The recently introduced notion of configurational temperature provides a valuable new tool for assessing experimental systems' thermodynamic state from static snapshots. We have introduced a hierarchy of hyperconfigurational temperatures that emerge naturally from the generalized definition of temperature, and have shown that both these and the generalized definition of the temperature can be derived from the classical hypervirial theorem. Colloidal monolayers provide an ideal experimental test bed for these new concepts in statistical mechanics.

We have tested the configurational and hyperconfigurational temperature to within 1% accuracy using particles' distribution and pair potentials measured in Ref. (19). The effect of finite system size is clearly observed and accounted for in these measurements. Since the configurational temperatures' derivation requires pairwise additivity and their computation depends sensitively on the input potential, they can be used as thermodynamic self-consistency checks for measured pair potentials. The configurational temperatures calculated for our experimental data on confined colloidal silica monolayers confirm that our measured potentials are accurate and that they are consistent with the assumption of pairwise additivity.

We have found that higher-order hyperconfigurational temperatures are increasingly sensitive to errors in the potential u(r) because of their dependence on higher moments of the force distribution. Even so, we have found that we can adjust the pair potentials within the measured uncertainties to converge the entire hierarchy of hyperconfigurational temperatures to unity for all of our data sets. This provides substantial independent evidence that our directly measured potentials reliably reflect equilibrium pair potentials for our systems.

A sum rule introduced in Sec. V.4 complements the information provided by the configurational and hyperconfigurational temperatures by providing additional insights into the system's degree of equilibration.
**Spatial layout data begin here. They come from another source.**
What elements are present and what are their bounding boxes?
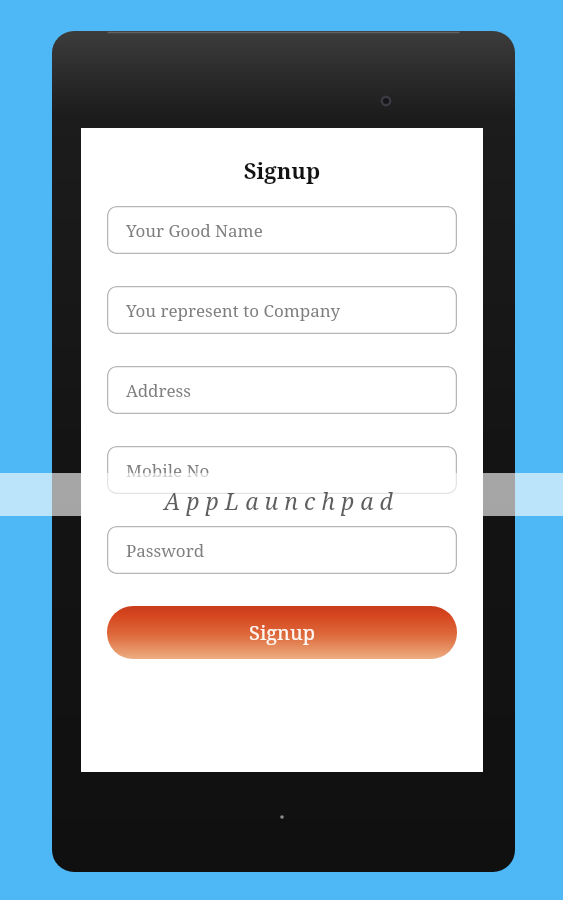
button[interactable]: Password — [107, 526, 457, 574]
button[interactable]: Signup — [107, 606, 457, 659]
staticText: Your Good Name — [126, 219, 263, 242]
button[interactable]: You represent to Company — [107, 286, 457, 334]
staticText: Signup — [81, 155, 483, 185]
button[interactable]: Mobile No — [107, 446, 457, 494]
staticText: Password — [126, 539, 205, 562]
button[interactable]: Address — [107, 366, 457, 414]
staticText: Address — [126, 379, 191, 402]
button[interactable]: Your Good Name — [107, 206, 457, 254]
staticText: You represent to Company — [126, 299, 340, 322]
staticText: Signup — [249, 619, 315, 646]
staticText: AppLaunchpad — [164, 485, 399, 516]
staticText: Mobile No — [126, 459, 210, 482]
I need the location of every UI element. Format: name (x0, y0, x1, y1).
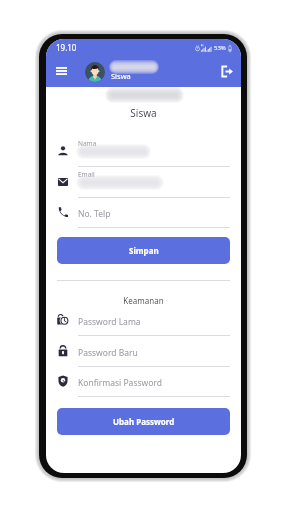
staticText: Nama (78, 139, 97, 148)
staticText: Email (78, 170, 95, 179)
button[interactable] (57, 203, 230, 227)
staticText: Keamanan (46, 295, 241, 306)
button[interactable]: Ubah Password (57, 408, 230, 435)
button[interactable]: Menu (51, 60, 72, 81)
staticText: Simpan (129, 245, 159, 256)
staticText: Password Baru (78, 347, 138, 359)
staticText: Siswa (46, 106, 241, 120)
button[interactable]: Logout (216, 61, 237, 82)
staticText: No. Telp (78, 208, 111, 220)
button[interactable] (57, 342, 230, 366)
button[interactable] (57, 311, 230, 335)
staticText: 19.10 (56, 42, 77, 53)
staticText: Password Lama (78, 316, 141, 328)
staticText: Ubah Password (113, 416, 175, 427)
button[interactable] (57, 372, 230, 396)
staticText: 53% (214, 44, 226, 52)
staticText: Siswa (111, 71, 131, 81)
staticText: Konfirmasi Password (78, 377, 162, 389)
button[interactable]: Simpan (57, 237, 230, 264)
Very small errors in the pair potential, moreover, are dramatically emphasized by the derivatives in the sum rule's definition. We find, nevertheless, that the sum rule can be satisfied for the colloidal samples in our study by adjusting the potential within the range of their uncertainties.

Applying these analytical tools to our system of sedimented colloidal silica spheres allows us to draw new conclusions regarding the nature of electrostatic interactions in this deceptively simple system. Rather than being purely repulsive, as mean-field theory predicts, confined colloids' interactions can be characterized by a strong and long-ranged attraction. This result echos those reported more than a decade ago in the first generation of colloidal interaction measurements (14); (23); (24); (11); (16). Now, however, we can assert with confidence that the observed anomalous attractions constitute pairwise-additive contributions to the systems' equilibrium free energies, and not from any of the myriad of possible experimental artifacts that have been proposed. This interpretation is further bolstered by measurements of the areal pressure in these monolayers, which show clear signatures of their differing interactions. Resolving the anomaly of confinement-induced like-charge attractions therefore requires a fresh assessment of the nature of colloidal electrostatic interactions in simple electrolytes.

Hyperconfigurational temperatures also can be used as a set of constraints to determine the free parameters in a model for a system's pair interactions. We have demonstrated this by determining the two free parameters in a screened-Coulomb model for charge-stabilized colloids' interactions in the repulsive regime. In principle, the unbounded hierarchy of hyperconfigurational temperatures can be used in this way to determine any pairwise additive potential given the position, particularly if that potential can be modeled as a polynomial or comparably simple function.

One advantage of this method is that it circumvents the uncontrolled approximations that have dogged other approaches to measuring macroionic interactions in equilibrium. This method in more general in that it can be applied at arbitrary particle densities. Unlike measurement techniques based on the radial distribution function, g(r), furthermore, configurational temperature measurements can be applied to inhomogeneous systems. This new method therefore should be useful in phase separated systems at equilibrium.

We are grateful to Owen Jepps, Sven Behrens and Brian Koss for helpful discussions. This work was supported by the Donors of the Petroleum Research Fund of the American Chemical Society.